I’m assuming at some point the behavior becomes ingrained, so polite walking takes over from pulling, but I guess I’m wondering how this happens in stages when we have to walk and train loose leash walking at the same time?

[QUOTE=Sunsets;6593095]

One of the things the instructor is working on is “loose leash walking”. I understand the progression involved in the training, but now my question is how do I integrate this into our routine? In other words - lets say I do 15 minutes of "click(cluck) treat reward for walking at my hip. Then we continue on our “usual” long walk. Does this not tell the dog that “once the weird having to stay close business is over I can go back to being a butthead on the leash” and pretty much negate the training? [/QUOTE]

I don’t think so.

Imagine a horse:
You spend 5 minutes at the walk.
Then you spend 5 minutes at the trot.

This does not negate your walk training, it just means that sometimes the human wants the horse to walk and sometimes the human wants the horse to trot.

Sometimes you want the horse to do the horse show step and sometimes you want him to do the add in the same line. He has to listen to what YOU want, not just regurgitate the same behavior at all times.

Sometimes the horse is supposed to follow you closely on a 6’ rope, other times cantering around you on the longe is desired.

So sometimes you want the dog to walk HERE, and other times it is ok if he walks THERE. Sometimes he has to be in a very contained leash jurisdiction, other times he gets a larger leash jurisdiction. Indicate as such with an “OK!” or a change in body language or whatever and the dog will be fine. The same way if your horse tried to canter off past you leading down the aisle you would be like, OH HAYULL NO, and if he cantered off on the longe based on the “Canter!” cue and sending-him-out body language you would be like, good boy!

Ooof. LLW is a tough, tough concept for many dogs.
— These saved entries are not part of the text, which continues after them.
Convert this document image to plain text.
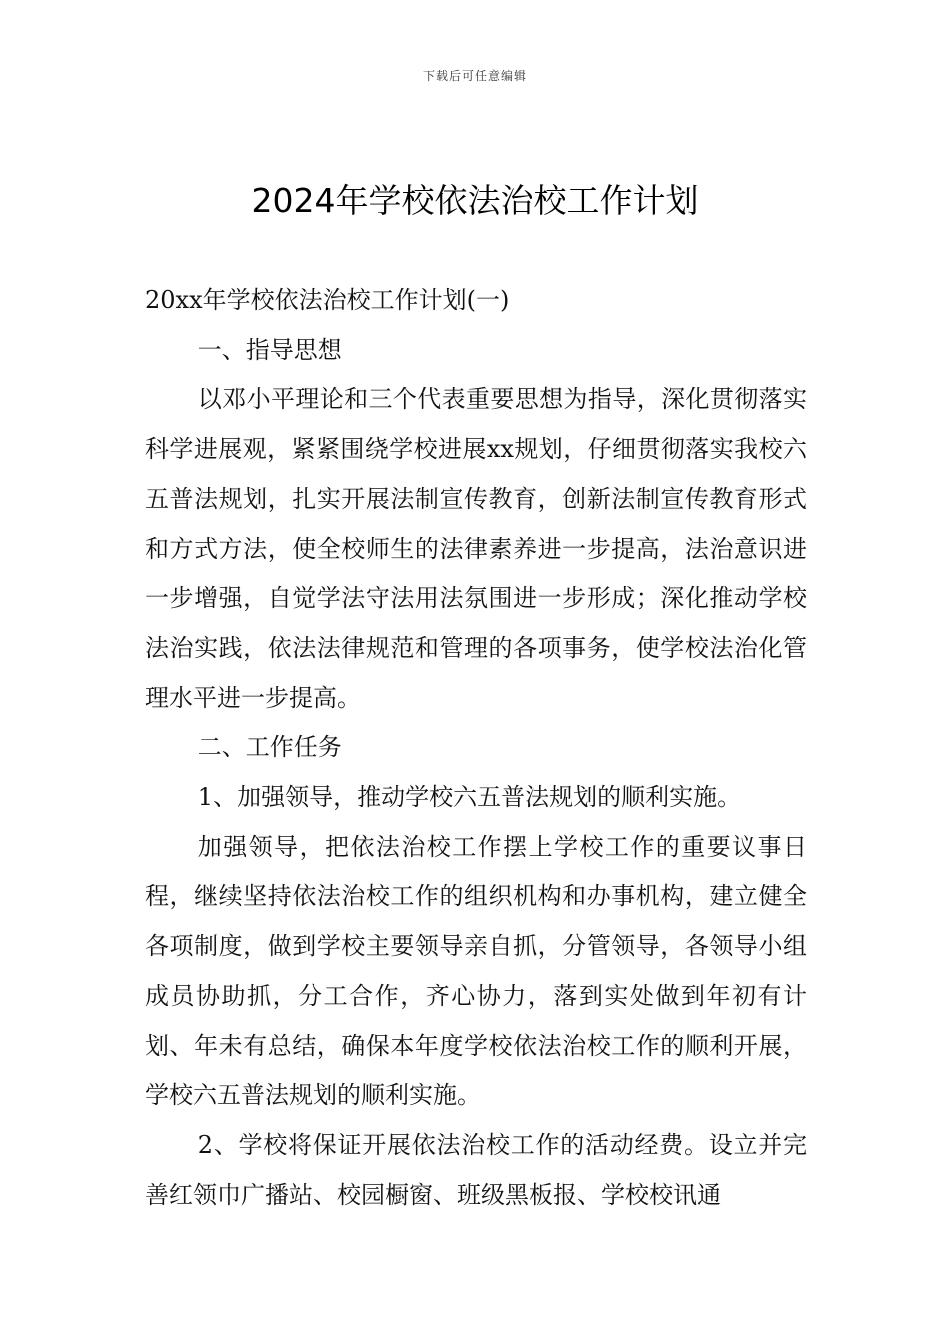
下载后可任意编辑
2024年学校依法治校工作计划

20xx年学校依法治校工作计划(一)

一、指导思想

以邓小平理论和三个代表重要思想为指导，深化贯彻落实科学进展观，紧紧围绕学校进展xx规划，仔细贯彻落实我校六五普法规划，扎实开展法制宣传教育，创新法制宣传教育形式和方式方法，使全校师生的法律素养进一步提高，法治意识进一步增强，自觉学法守法用法氛围进一步形成；深化推动学校法治实践，依法法律规范和管理的各项事务，使学校法治化管理水平进一步提高。

二、工作任务

1、加强领导，推动学校六五普法规划的顺利实施。

加强领导，把依法治校工作摆上学校工作的重要议事日程，继续坚持依法治校工作的组织机构和办事机构，建立健全各项制度，做到学校主要领导亲自抓，分管领导，各领导小组成员协助抓，分工合作，齐心协力，落到实处做到年初有计划、年未有总结，确保本年度学校依法治校工作的顺利开展，学校六五普法规划的顺利实施。

2、学校将保证开展依法治校工作的活动经费。设立并完善红领巾广播站、校园橱窗、班级黑板报、学校校讯通
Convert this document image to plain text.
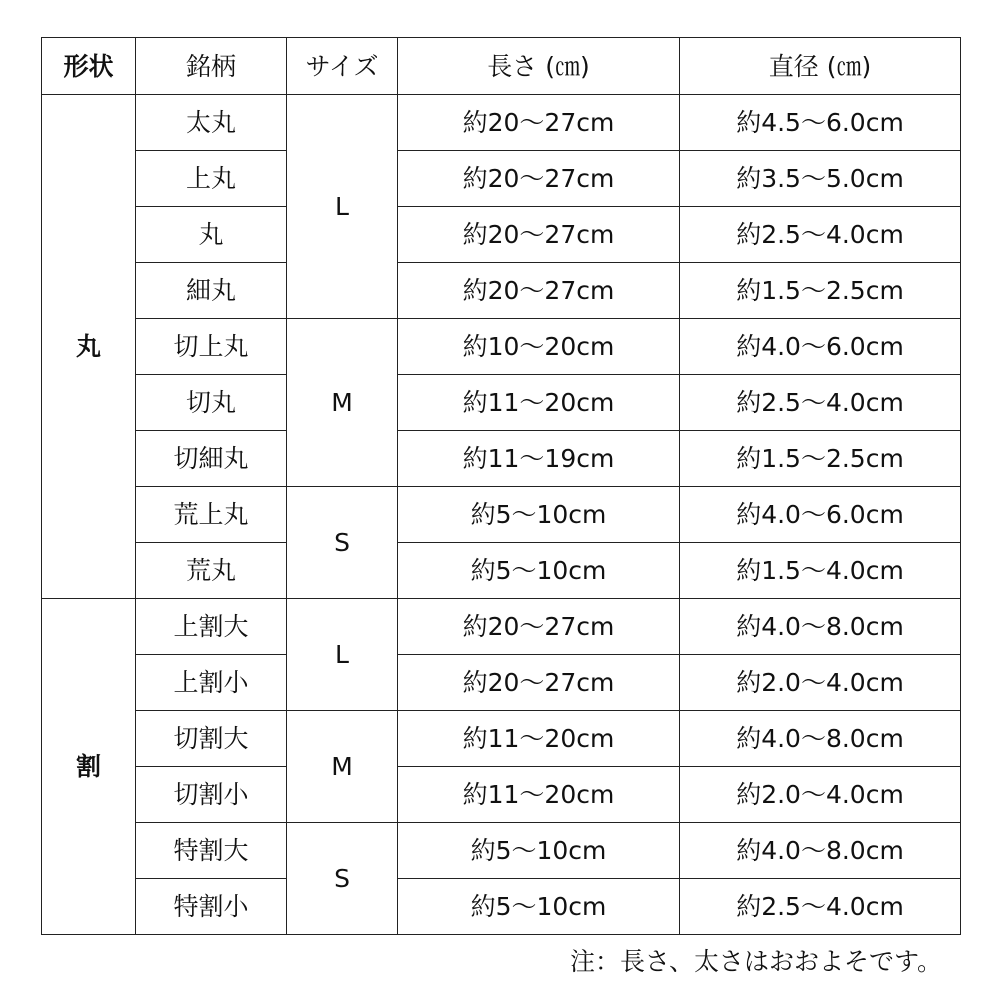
形状	銘柄	サイズ	長さ (㎝)	直径 (㎝)
丸	太丸	L	約20～27cm	約4.5～6.0cm
	上丸		約20～27cm	約3.5～5.0cm
	丸		約20～27cm	約2.5～4.0cm
	細丸		約20～27cm	約1.5～2.5cm
	切上丸	M	約10～20cm	約4.0～6.0cm
	切丸		約11～20cm	約2.5～4.0cm
	切細丸		約11～19cm	約1.5～2.5cm
	荒上丸	S	約5～10cm	約4.0～6.0cm
	荒丸		約5～10cm	約1.5～4.0cm
割	上割大	L	約20～27cm	約4.0～8.0cm
	上割小		約20～27cm	約2.0～4.0cm
	切割大	M	約11～20cm	約4.0～8.0cm
	切割小		約11～20cm	約2.0～4.0cm
	特割大	S	約5～10cm	約4.0～8.0cm
	特割小		約5～10cm	約2.5～4.0cm
注：長さ、太さはおおよそです。
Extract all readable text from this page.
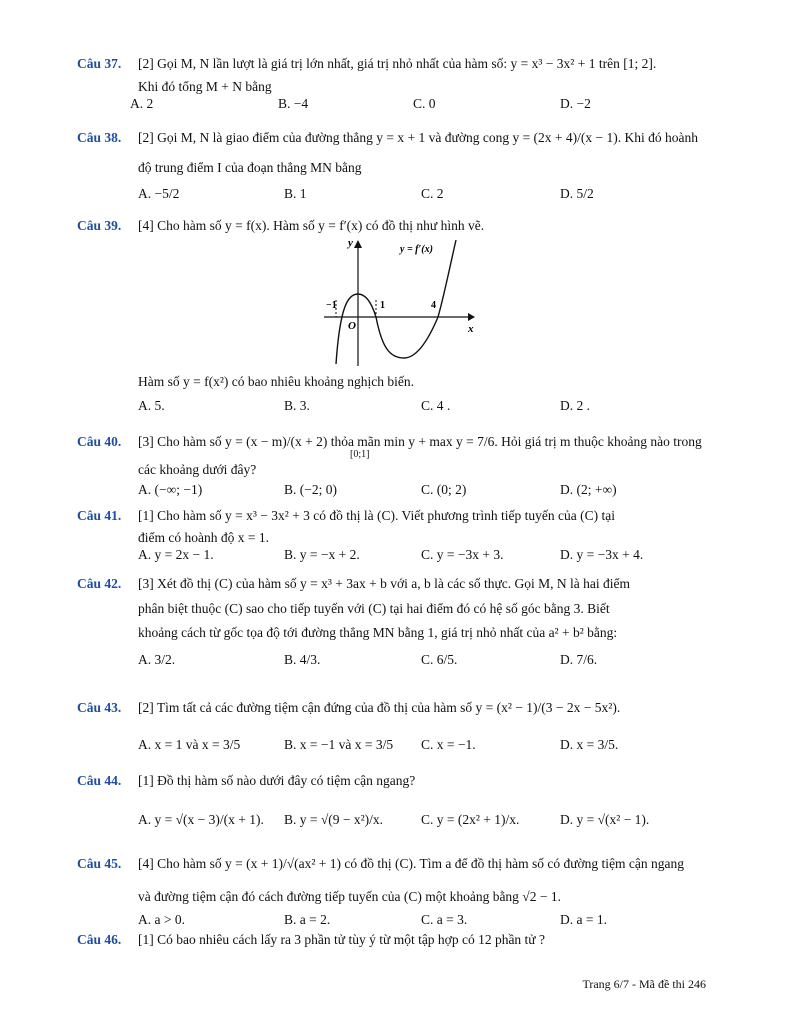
Câu 37.	[2] Gọi M, N lần lượt là giá trị lớn nhất, giá trị nhỏ nhất của hàm số: y = x³ − 3x² + 1 trên [1; 2].
Khi đó tổng M + N bằng
A. 2	B. −4	C. 0	D. −2
Câu 38.	[2] Gọi M, N là giao điểm của đường thẳng y = x + 1 và đường cong y = (2x + 4)/(x − 1). Khi đó hoành
độ trung điểm I của đoạn thẳng MN bằng
A. −5/2	B. 1	C. 2	D. 5/2
Câu 39.	[4] Cho hàm số y = f(x). Hàm số y = f′(x) có đồ thị như hình vẽ.
y
x
y = f′(x)
O
−1	1	4
Hàm số y = f(x²) có bao nhiêu khoảng nghịch biến.
A. 5.	B. 3.	C. 4 .	D. 2 .
Câu 40.	[3] Cho hàm số y = (x − m)/(x + 2) thỏa mãn min y + max y = 7/6. Hỏi giá trị m thuộc khoảng nào trong
[0;1]
các khoảng dưới đây?
A. (−∞; −1)	B. (−2; 0)	C. (0; 2)	D. (2; +∞)
Câu 41.	[1] Cho hàm số y = x³ − 3x² + 3 có đồ thị là (C). Viết phương trình tiếp tuyến của (C) tại
điểm có hoành độ x = 1.
A. y = 2x − 1.	B. y = −x + 2.	C. y = −3x + 3.	D. y = −3x + 4.
Câu 42.	[3] Xét đồ thị (C) của hàm số y = x³ + 3ax + b với a, b là các số thực. Gọi M, N là hai điểm
phân biệt thuộc (C) sao cho tiếp tuyến với (C) tại hai điểm đó có hệ số góc bằng 3. Biết
khoảng cách từ gốc tọa độ tới đường thẳng MN bằng 1, giá trị nhỏ nhất của a² + b² bằng:
A. 3/2.	B. 4/3.	C. 6/5.	D. 7/6.
Câu 43.	[2] Tìm tất cả các đường tiệm cận đứng của đồ thị của hàm số y = (x² − 1)/(3 − 2x − 5x²).
A. x = 1 và x = 3/5	B. x = −1 và x = 3/5 C. x = −1.	D. x = 3/5.
Câu 44.	[1] Đồ thị hàm số nào dưới đây có tiệm cận ngang?
A. y = √(x − 3)/(x + 1). B. y = √(9 − x²)/x.	C. y = (2x² + 1)/x.	D. y = √(x² − 1).
Câu 45.	[4] Cho hàm số y = (x + 1)/√(ax² + 1) có đồ thị (C). Tìm a để đồ thị hàm số có đường tiệm cận ngang
và đường tiệm cận đó cách đường tiếp tuyến của (C) một khoảng bằng √2 − 1.
A. a > 0.	B. a = 2.	C. a = 3.	D. a = 1.
Câu 46.	[1] Có bao nhiêu cách lấy ra 3 phần tử tùy ý từ một tập hợp có 12 phần tử ?
Trang 6/7 - Mã đề thi 246
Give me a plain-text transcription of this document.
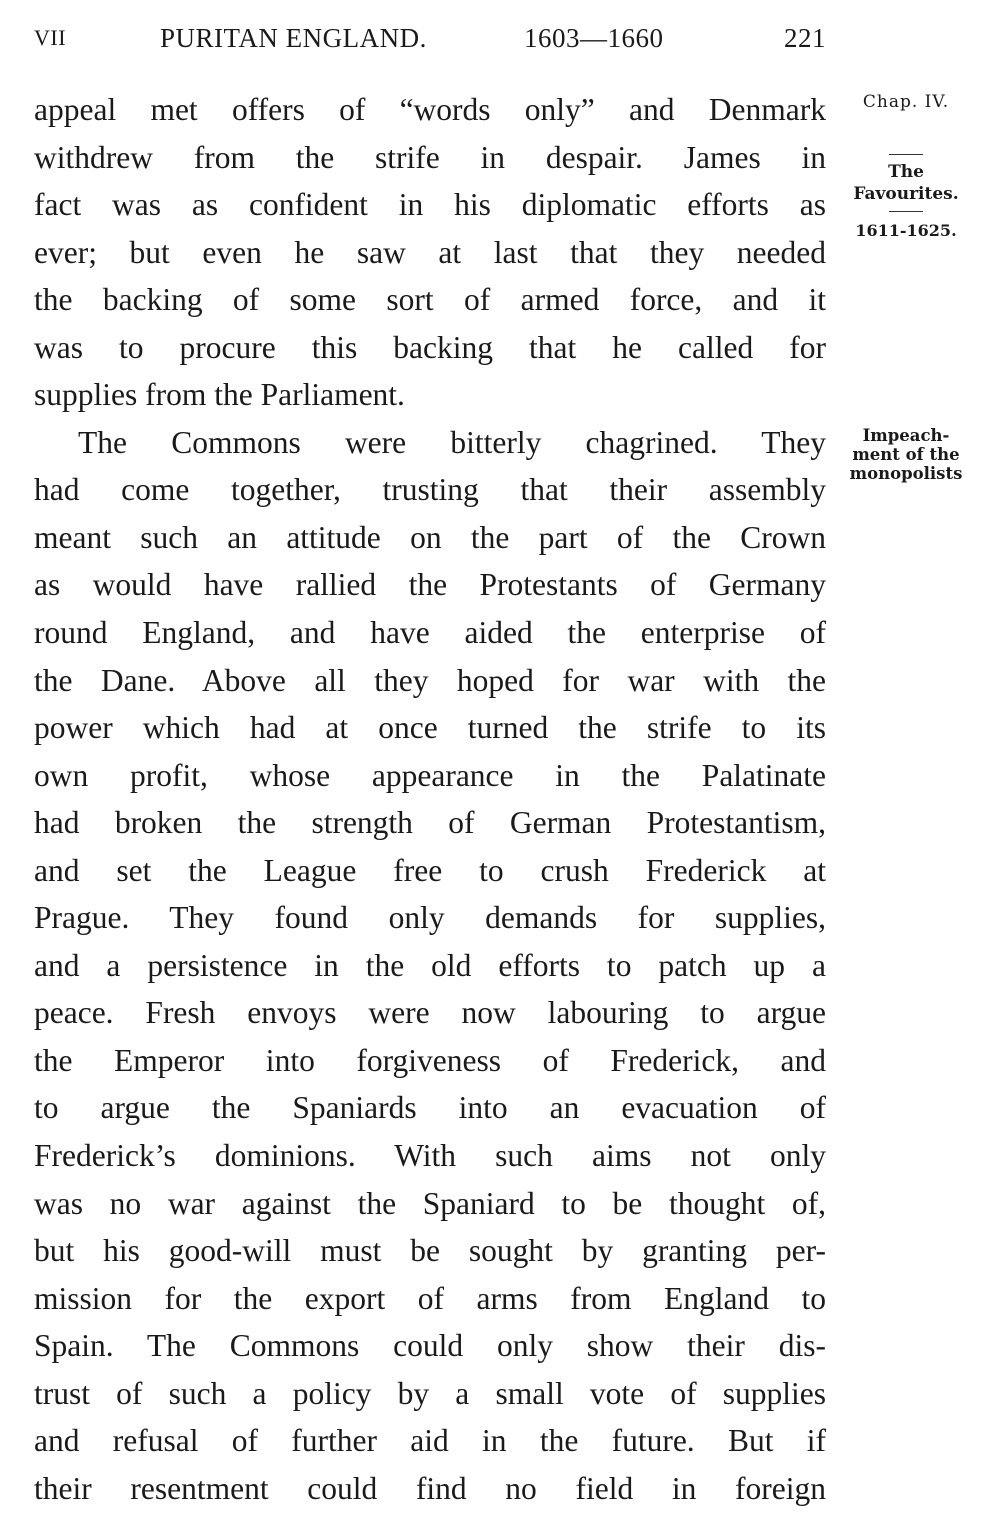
VII	PURITAN ENGLAND.	1603—1660	221
appeal met offers of “words only” and Denmark
withdrew from the strife in despair. James in
fact was as confident in his diplomatic efforts as
ever; but even he saw at last that they needed
the backing of some sort of armed force, and it
was to procure this backing that he called for
supplies from the Parliament.
The Commons were bitterly chagrined. They
had come together, trusting that their assembly
meant such an attitude on the part of the Crown
as would have rallied the Protestants of Germany
round England, and have aided the enterprise of
the Dane. Above all they hoped for war with the
power which had at once turned the strife to its
own profit, whose appearance in the Palatinate
had broken the strength of German Protestantism,
and set the League free to crush Frederick at
Prague. They found only demands for supplies,
and a persistence in the old efforts to patch up a
peace. Fresh envoys were now labouring to argue
the Emperor into forgiveness of Frederick, and
to argue the Spaniards into an evacuation of
Frederick’s dominions. With such aims not only
was no war against the Spaniard to be thought of,
but his good-will must be sought by granting per-
mission for the export of arms from England to
Spain. The Commons could only show their dis-
trust of such a policy by a small vote of supplies
and refusal of further aid in the future. But if
their resentment could find no field in foreign
Chap. IV.
The
Favourites.
1611-1625.
Impeach-
ment of the
monopolists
Dogs just do not seem to generalize this well.

To make it as easy as possible on all parties, I’d probably use different equipment for “pull all you want” and “don’t pull on me”. I’d use one collar for one set of criteria and another (perhaps a head collar?) for the other.

That said, if you want him (?) to begin to generalize this, I’d start with the “don’t pull” collar for X number of steps or till X point, then switch to the “we aren’t working anymore” collar.

Or.

You could work on LLW in a particular place (say a parking lot) and when you get back out to the sidewalk, switch equipment and that can be an environmental cue.

I think this is not the way to see it. I really, really doubt a dog is going to generalize this well.

Instead, I think of it more like a stud who gets ridden.

When you use this halter, we go breed.

When you use that halter, we’re riding.

Also, Sunsets? I do nearly all LLW work in my house, in my living room, off lead walking a small circle with the dog on the outside.